Recognizing this inefficiency, capital has flocked to the aid of operators via financing for private wastewater treatment companies. A subset of these companies has provided a short-term solution through constructing pipelines that connect producing regions with remote treatment facilities, streamlining wastewater transportation through improving volume capacity at a fraction of the cost of trucking. It is a short-term solution because it perpetuates the use of controversial injection wells. The long-term solution is technology that allows on-site treatment and recycling of wastewater. While this technology has existed for decades, it is hardly ubiquitous. Technological advancements in wastewater recycling, in conjunction with increasing social and regulatory pressure on injection wells, make improving recycling technology a major objective for domestic producers.
Ultimately, opinion is divided regarding the fitness of domestic operators to deliver consistent profits at the questionable $50 per barrel price level. According to a recent Reuters article, on one hand, “…The reality is a lot of them get scared at $50, and their banks get scared at $50.” The contrary outlook “…sees an industry just now poised to move out of its costly development phase and into…’harvesting mode,’ pulling profit from past investments.” We will stay tuned for further developments.
Sources:
“Shale’s Growing Profits at the Mercy of OPEC Cuts, Trump Tweets,” Reuters, December 10, 2018.

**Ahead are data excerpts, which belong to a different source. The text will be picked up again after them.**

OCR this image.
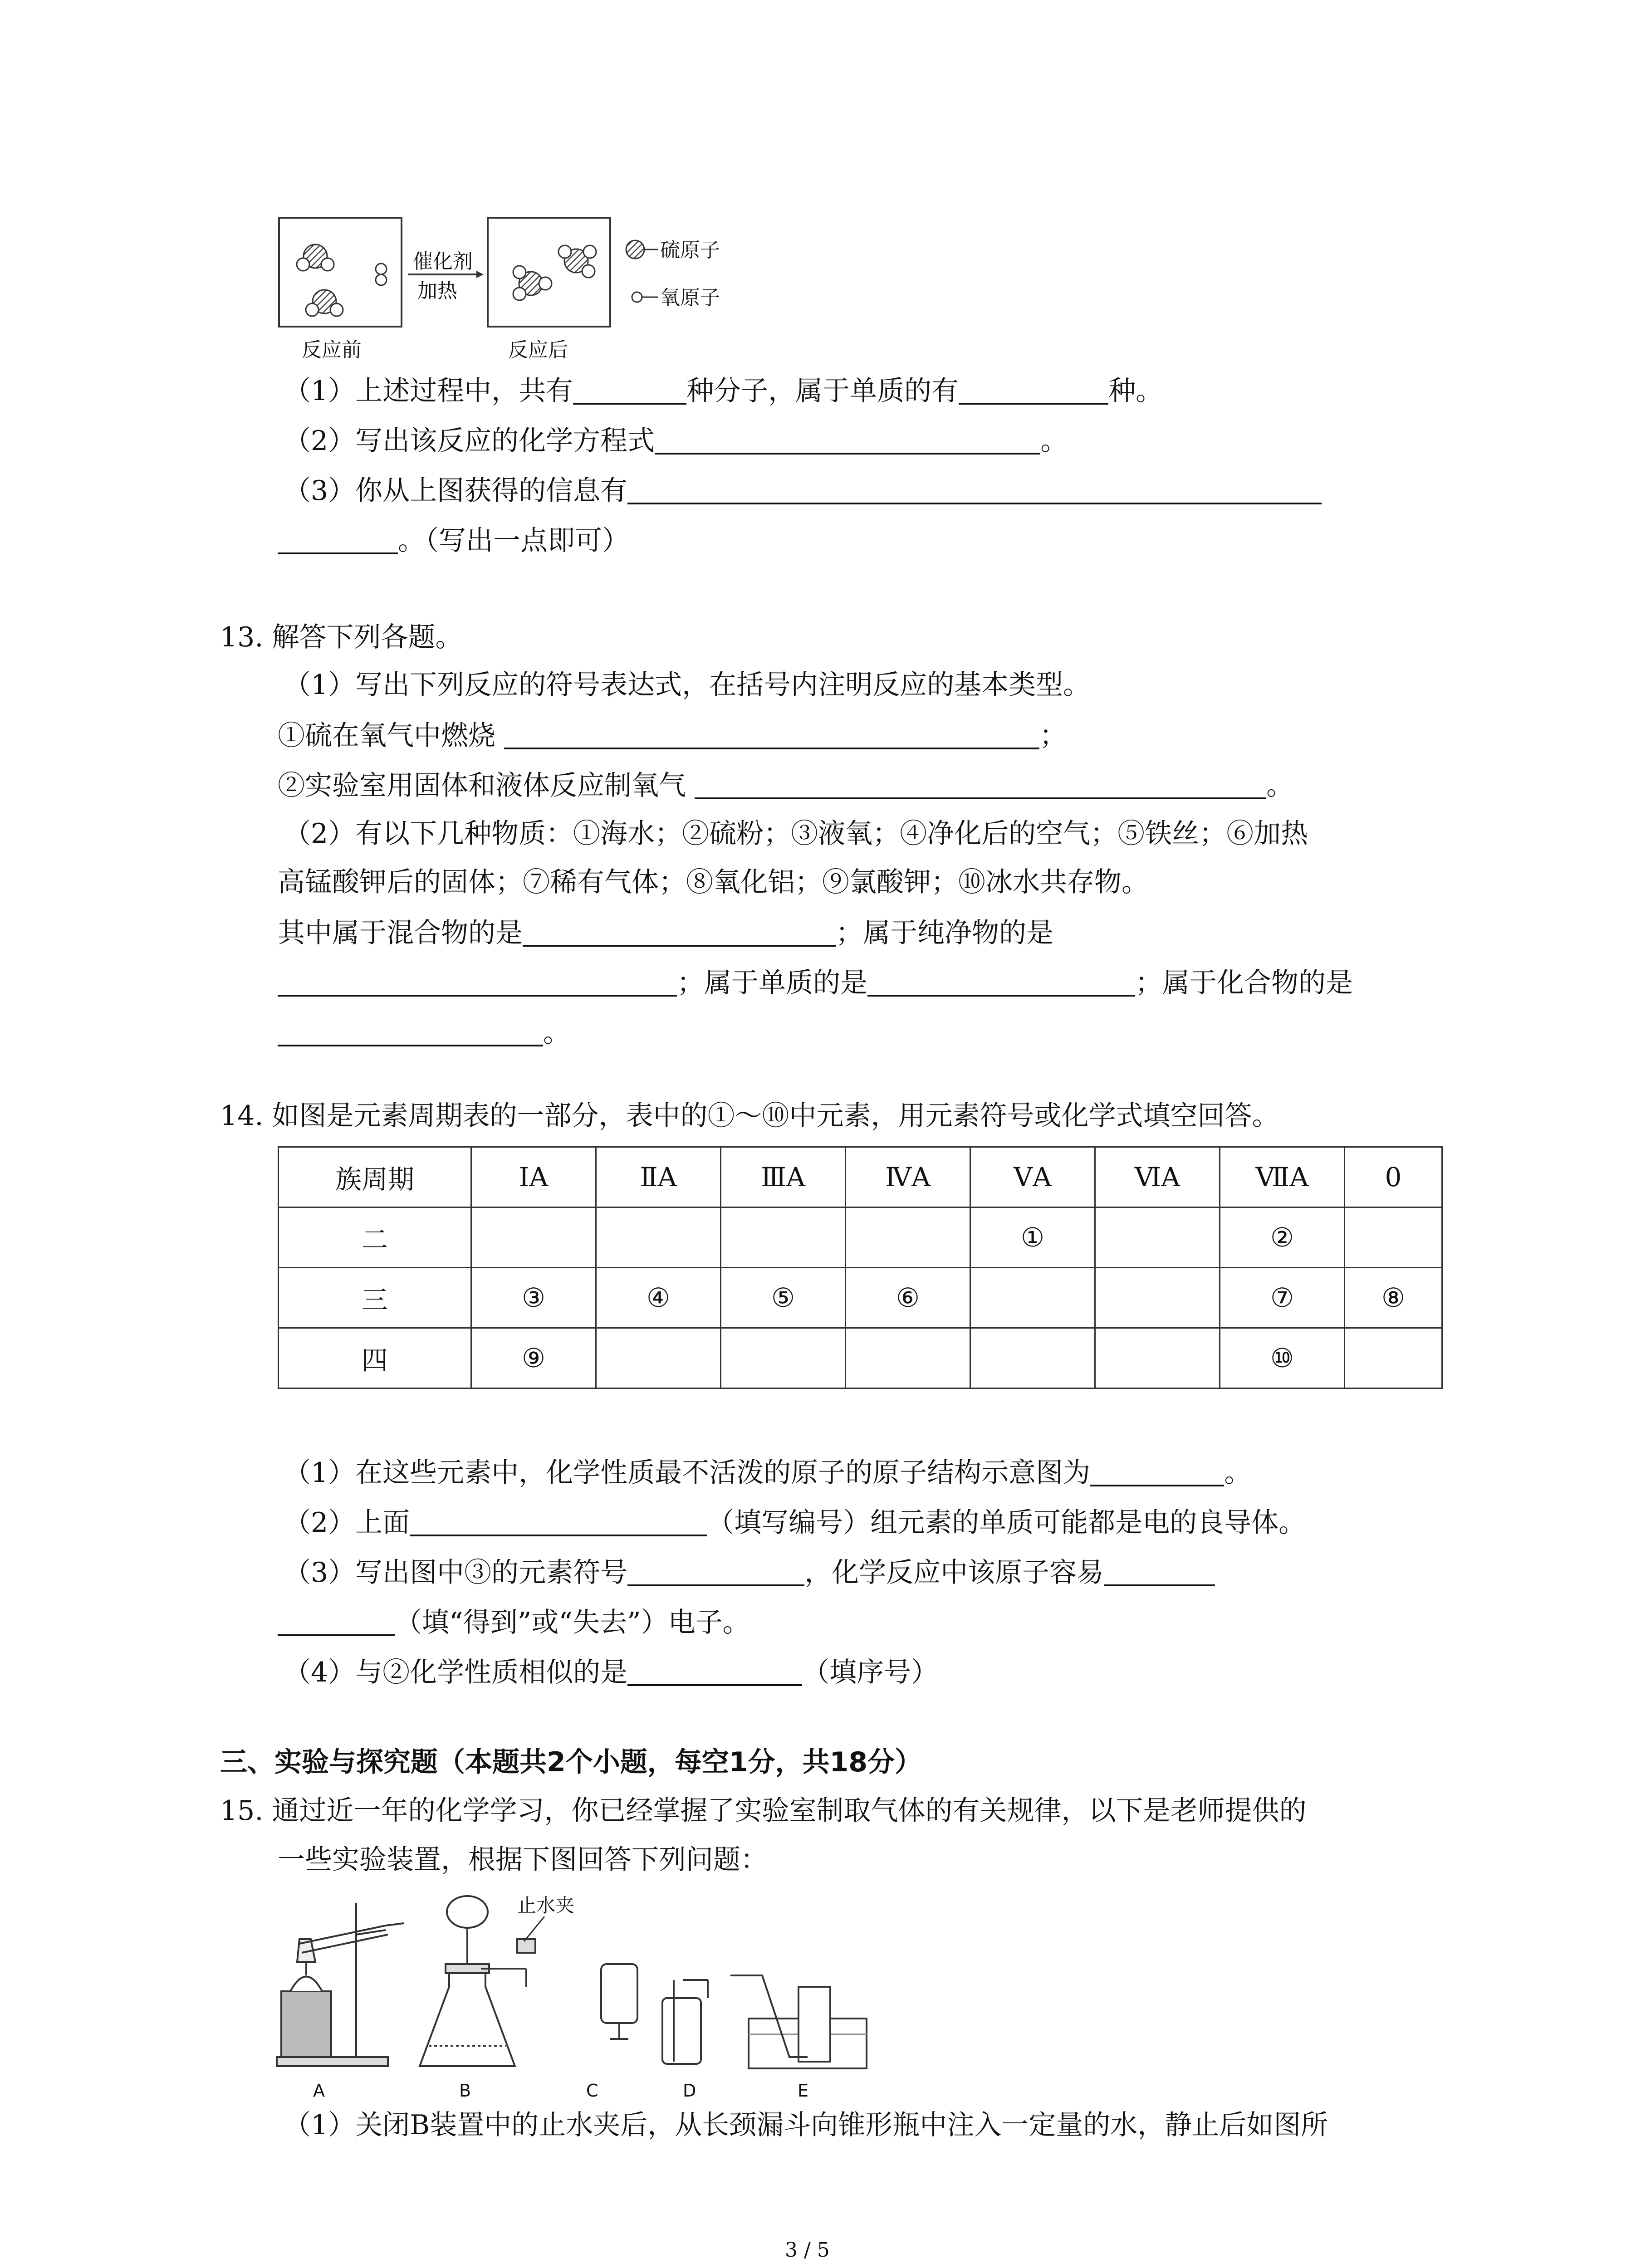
催化剂
加热
反应前	反应后
硫原子
氧原子
（1）上述过程中，共有	种分子，属于单质的有	种。
（2）写出该反应的化学方程式	。
（3）你从上图获得的信息有
。（写出一点即可）
13. 解答下列各题。
（1）写出下列反应的符号表达式，在括号内注明反应的基本类型。
①硫在氧气中燃烧	；
②实验室用固体和液体反应制氧气	。
（2）有以下几种物质：①海水；②硫粉；③液氧；④净化后的空气；⑤铁丝；⑥加热
高锰酸钾后的固体；⑦稀有气体；⑧氧化铝；⑨氯酸钾；⑩冰水共存物。
其中属于混合物的是	；属于纯净物的是
；属于单质的是	；属于化合物的是
。
14. 如图是元素周期表的一部分，表中的①～⑩中元素，用元素符号或化学式填空回答。
族周期	ⅠA	ⅡA	ⅢA	ⅣA	ⅤA	ⅥA	ⅦA	0
二					①		②	
三	③	④	⑤	⑥			⑦	⑧
四	⑨						⑩	
（1）在这些元素中，化学性质最不活泼的原子的原子结构示意图为	。
（2）上面	（填写编号）组元素的单质可能都是电的良导体。
（3）写出图中③的元素符号	，化学反应中该原子容易
（填“得到”或“失去”）电子。
（4）与②化学性质相似的是	（填序号）
三、实验与探究题（本题共2个小题，每空1分，共18分）
15. 通过近一年的化学学习，你已经掌握了实验室制取气体的有关规律，以下是老师提供的
一些实验装置，根据下图回答下列问题：
止水夹
A	B	C	D	E
（1）关闭B装置中的止水夹后，从长颈漏斗向锥形瓶中注入一定量的水，静止后如图所
3 / 5
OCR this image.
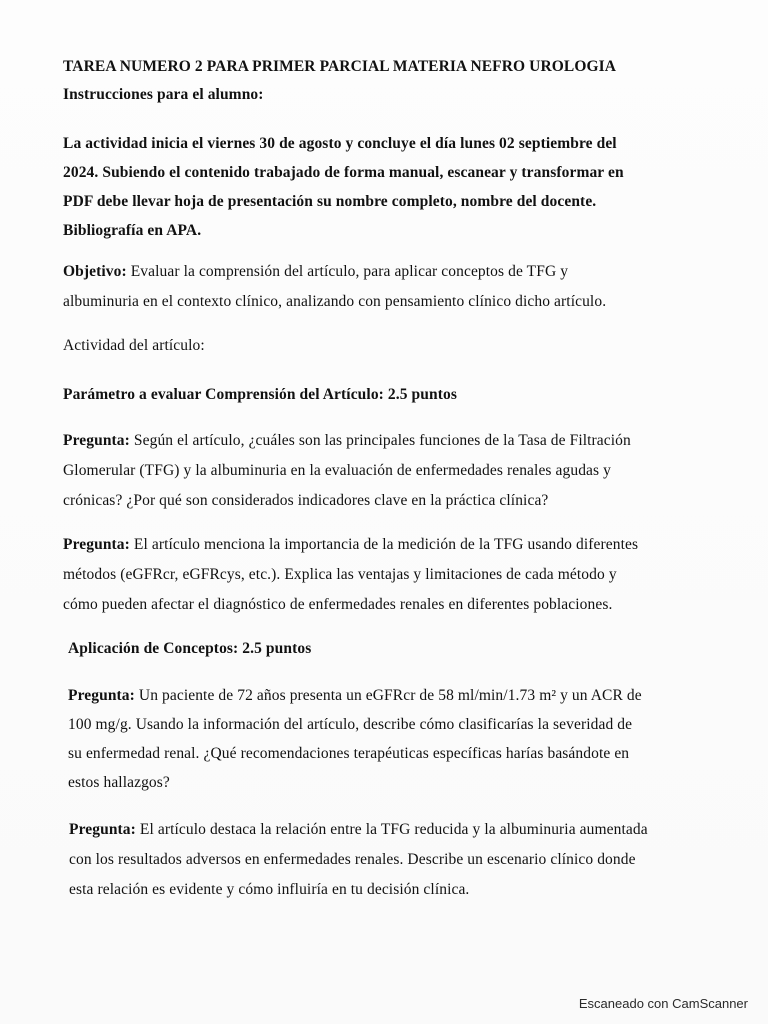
TAREA NUMERO 2 PARA PRIMER PARCIAL MATERIA NEFRO UROLOGIA
Instrucciones para el alumno:
La actividad inicia el viernes 30 de agosto y concluye el día lunes 02 septiembre del
2024. Subiendo el contenido trabajado de forma manual, escanear y transformar en
PDF debe llevar hoja de presentación su nombre completo, nombre del docente.
Bibliografía en APA.
Objetivo: Evaluar la comprensión del artículo, para aplicar conceptos de TFG y
albuminuria en el contexto clínico, analizando con pensamiento clínico dicho artículo.
Actividad del artículo:
Parámetro a evaluar Comprensión del Artículo: 2.5 puntos
Pregunta: Según el artículo, ¿cuáles son las principales funciones de la Tasa de Filtración
Glomerular (TFG) y la albuminuria en la evaluación de enfermedades renales agudas y
crónicas? ¿Por qué son considerados indicadores clave en la práctica clínica?
Pregunta: El artículo menciona la importancia de la medición de la TFG usando diferentes
métodos (eGFRcr, eGFRcys, etc.). Explica las ventajas y limitaciones de cada método y
cómo pueden afectar el diagnóstico de enfermedades renales en diferentes poblaciones.
Aplicación de Conceptos: 2.5 puntos
Pregunta: Un paciente de 72 años presenta un eGFRcr de 58 ml/min/1.73 m² y un ACR de
100 mg/g. Usando la información del artículo, describe cómo clasificarías la severidad de
su enfermedad renal. ¿Qué recomendaciones terapéuticas específicas harías basándote en
estos hallazgos?
Pregunta: El artículo destaca la relación entre la TFG reducida y la albuminuria aumentada
con los resultados adversos en enfermedades renales. Describe un escenario clínico donde
esta relación es evidente y cómo influiría en tu decisión clínica.
Escaneado con CamScanner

“Oil on Cusp of Bear Market as Supply Worries Persist,” MarketWatch, November 8, 2018.
“The Rise and Fall of Oil Prices in 2018,” Petroleum Economist, December 12, 2018.
“Not Your Father’s Oil and Gas Business,” Strategy&, PwC US, 2016.
“The Next Big Bet in Fracking: Water,” The Wall Street Journal, August 22, 2018.
“Fracking Water’s Dirty Secret—Recycling,” Scientific American, 2018.
“Big Fracking Profits at $50 a Barrel? Don’t Bet on It,” The Wall Street Journal, December 4, 2018.